Все это время Дамиан и девушка смотрели друг на друга, не отрываясь и не двигаясь, точно два хищника, завидевшие друг друга в высокой траве. У Дамиана от страха неприятно сосало под ложечкой: он едва мог двигаться, чуть сознание не потерял от простого движения, а вельва — он уверен был, что ее послали убить его — наверняка имела при себе не одно зерно граната.
Он думал, что она либо бросится на него, либо вскинет руки в жесте магии, но мучительное ожидание затягивалось. Девушка не двигалась и делала короткие неглубокие вздохи, как испуганный кролик.
Дамиан удерживал невозмутимую маску угрозы на лице, несмотря на бивший в его груди барабан войны. Нервы натянулись, страх сжал мышцы, и он готов был сорваться с места, чтобы противостоять ее колдовству.
— Вам больно? — тихий вопрос слетел с ее губ вместе с выдохом, и Дамиан вздрогнул.
Он совсем не ожидал подобного исхода: враги никогда не интересовались его состоянием иначе как с насмешкой и наслаждением от вида его перекосившегося лица. А этот вопрос оказался таким простым в своей искренности и заботливости, что Дамиан недоуменно кивнул, прежде чем успел одуматься.

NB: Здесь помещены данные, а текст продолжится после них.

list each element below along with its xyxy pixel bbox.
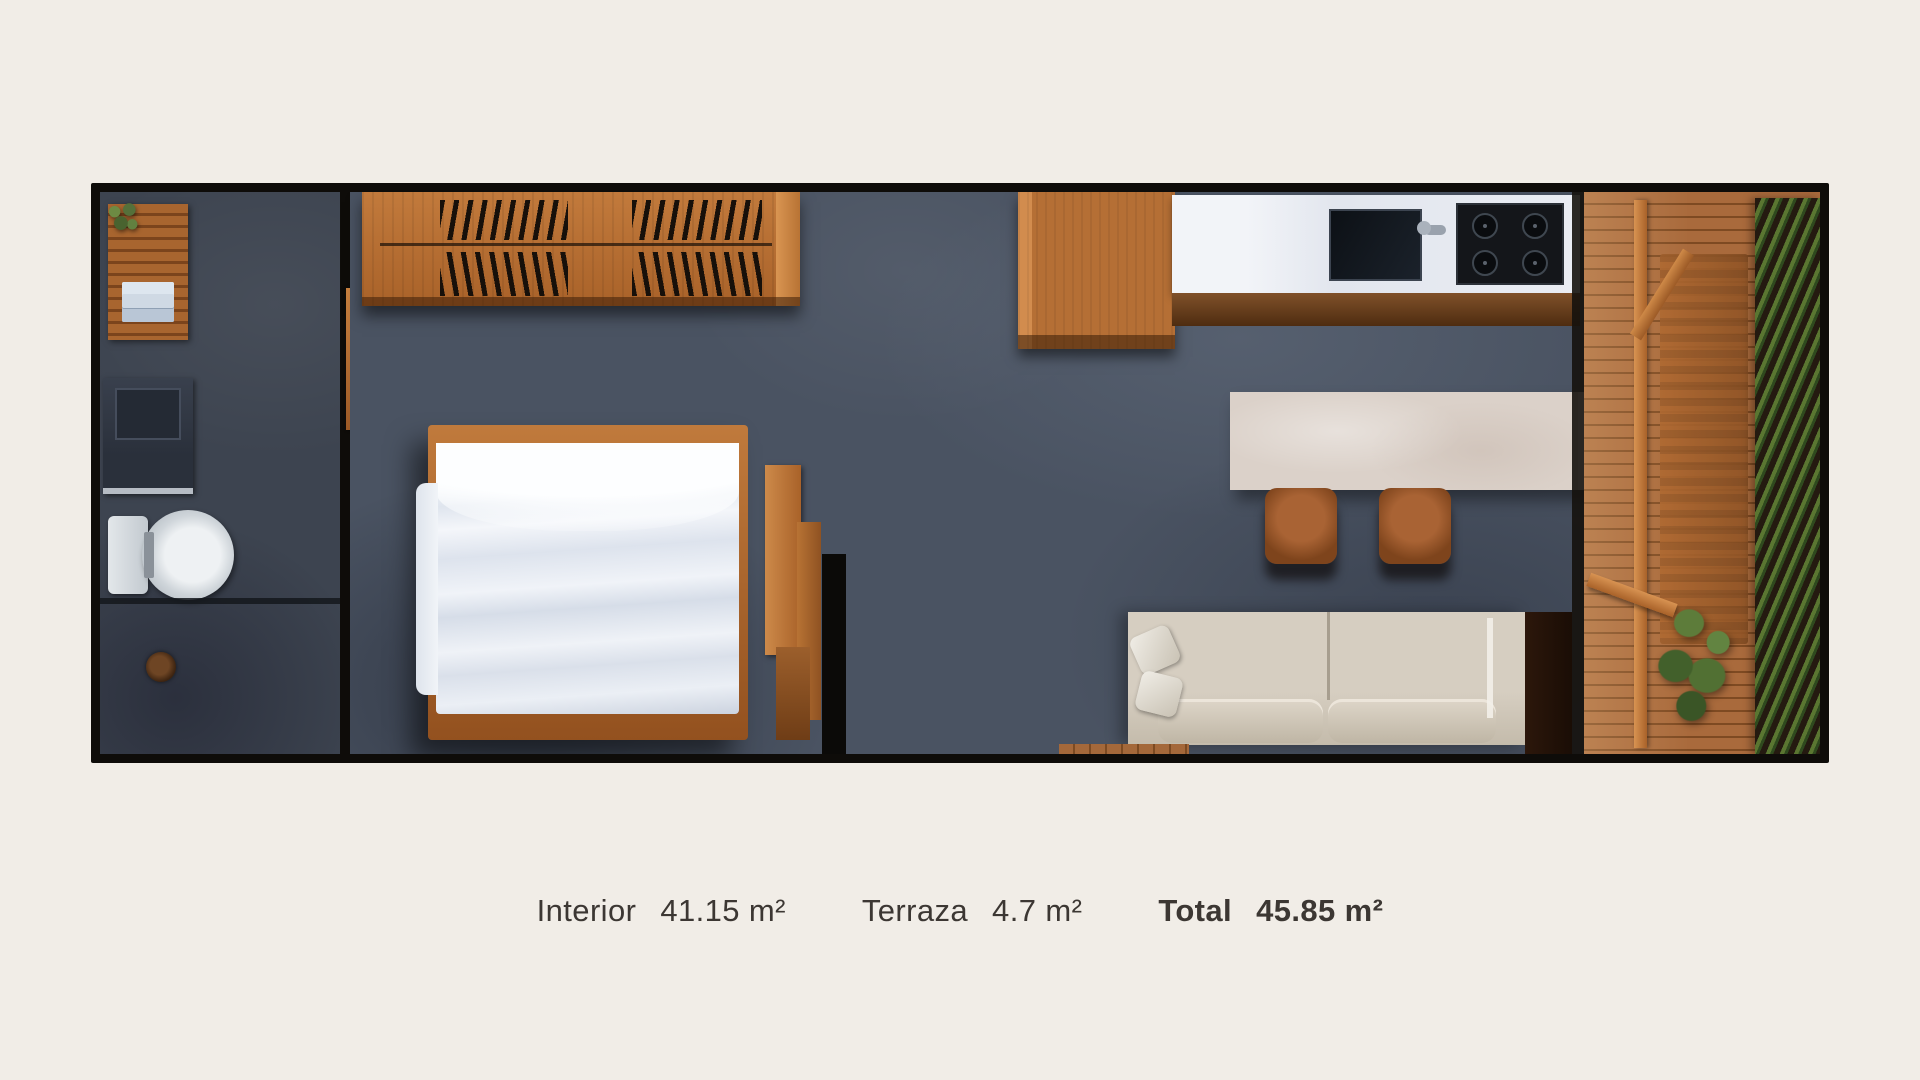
sofa-pillow	[1128, 623, 1183, 677]
hanging-clothes	[632, 200, 762, 240]
nightstand	[765, 465, 801, 655]
interior-area: Interior 41.15 m²	[537, 893, 786, 929]
wardrobe-side-panel	[776, 192, 800, 306]
terraza-value: 4.7 m²	[992, 893, 1082, 929]
wardrobe-edge	[362, 297, 800, 306]
dining-chair	[1379, 488, 1451, 564]
terrace-area	[1584, 192, 1820, 754]
total-value: 45.85 m²	[1256, 893, 1383, 929]
counter-base	[1172, 293, 1580, 326]
sofa-highlight	[1487, 618, 1493, 718]
interior-label: Interior	[537, 893, 637, 929]
interior-value: 41.15 m²	[660, 893, 786, 929]
kitchen-sink	[1329, 209, 1422, 281]
terrace-door-shadow	[1525, 612, 1572, 754]
bathroom-vanity	[103, 378, 193, 494]
terrace-window-wall	[1572, 192, 1584, 754]
hanging-clothes	[440, 252, 568, 296]
faucet-icon	[1424, 225, 1446, 235]
terrace-area-caption: Terraza 4.7 m²	[862, 893, 1082, 929]
dining-chair	[1265, 488, 1337, 564]
wardrobe	[362, 192, 800, 306]
floorplan-image	[91, 183, 1829, 763]
bed-pillows	[436, 443, 739, 531]
wall-segment	[822, 554, 846, 754]
total-area: Total 45.85 m²	[1158, 893, 1383, 929]
sofa-seam	[1327, 612, 1330, 700]
sofa-cushion	[1158, 699, 1323, 743]
stove-burner	[1472, 213, 1498, 239]
lounge-chair	[1660, 254, 1748, 644]
shower-drain	[146, 652, 176, 682]
nightstand	[776, 647, 810, 740]
wardrobe-rod	[380, 243, 772, 246]
towels	[122, 282, 174, 322]
stove-burner	[1522, 213, 1548, 239]
entry-step	[1059, 744, 1189, 754]
toilet-seat-hinge	[144, 532, 154, 578]
shower-partition	[100, 598, 350, 604]
kitchen-cabinet	[1018, 192, 1175, 349]
louver-screen	[1755, 198, 1820, 754]
floorplan-canvas	[100, 192, 1820, 754]
toilet-bowl	[142, 510, 234, 600]
bed	[428, 425, 748, 740]
bed-duvet-fold	[416, 483, 438, 695]
area-caption: Interior 41.15 m² Terraza 4.7 m² Total 4…	[0, 893, 1920, 929]
kitchen-countertop	[1172, 195, 1580, 293]
hanging-clothes	[440, 200, 568, 240]
washbasin	[115, 388, 181, 440]
sofa-cushion	[1328, 699, 1496, 743]
terraza-label: Terraza	[862, 893, 968, 929]
stove-burner	[1522, 250, 1548, 276]
bathroom-area	[100, 192, 350, 754]
total-label: Total	[1158, 893, 1232, 929]
hanging-clothes	[632, 252, 762, 296]
sofa	[1128, 612, 1525, 745]
dining-island-table	[1230, 392, 1588, 490]
cabinet-edge	[1018, 335, 1175, 349]
plant-icon	[102, 197, 144, 239]
stove	[1456, 203, 1564, 285]
terrace-plant	[1642, 590, 1754, 728]
stove-burner	[1472, 250, 1498, 276]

— Тогда я сейчас приготовлю обезболивающий отвар. У егеря были травы… — она попыталась резко сесть, но шкура сползла ниже, открывая ее грудь. Девушка прервалась, покраснела, заволновалась, замельтешила и поспешила натянуть шкуру обратно. Однако от смятения сделала столько лишних движений, что дала время Дамиану скользнуть взглядом по ее груди.
Темные, как я и думал.
Мысль эта ошпарила его, и он отдернул взгляд, точно руку от огня, и потерял момент, когда девушка вскочила и бросилась в заднюю часть дома.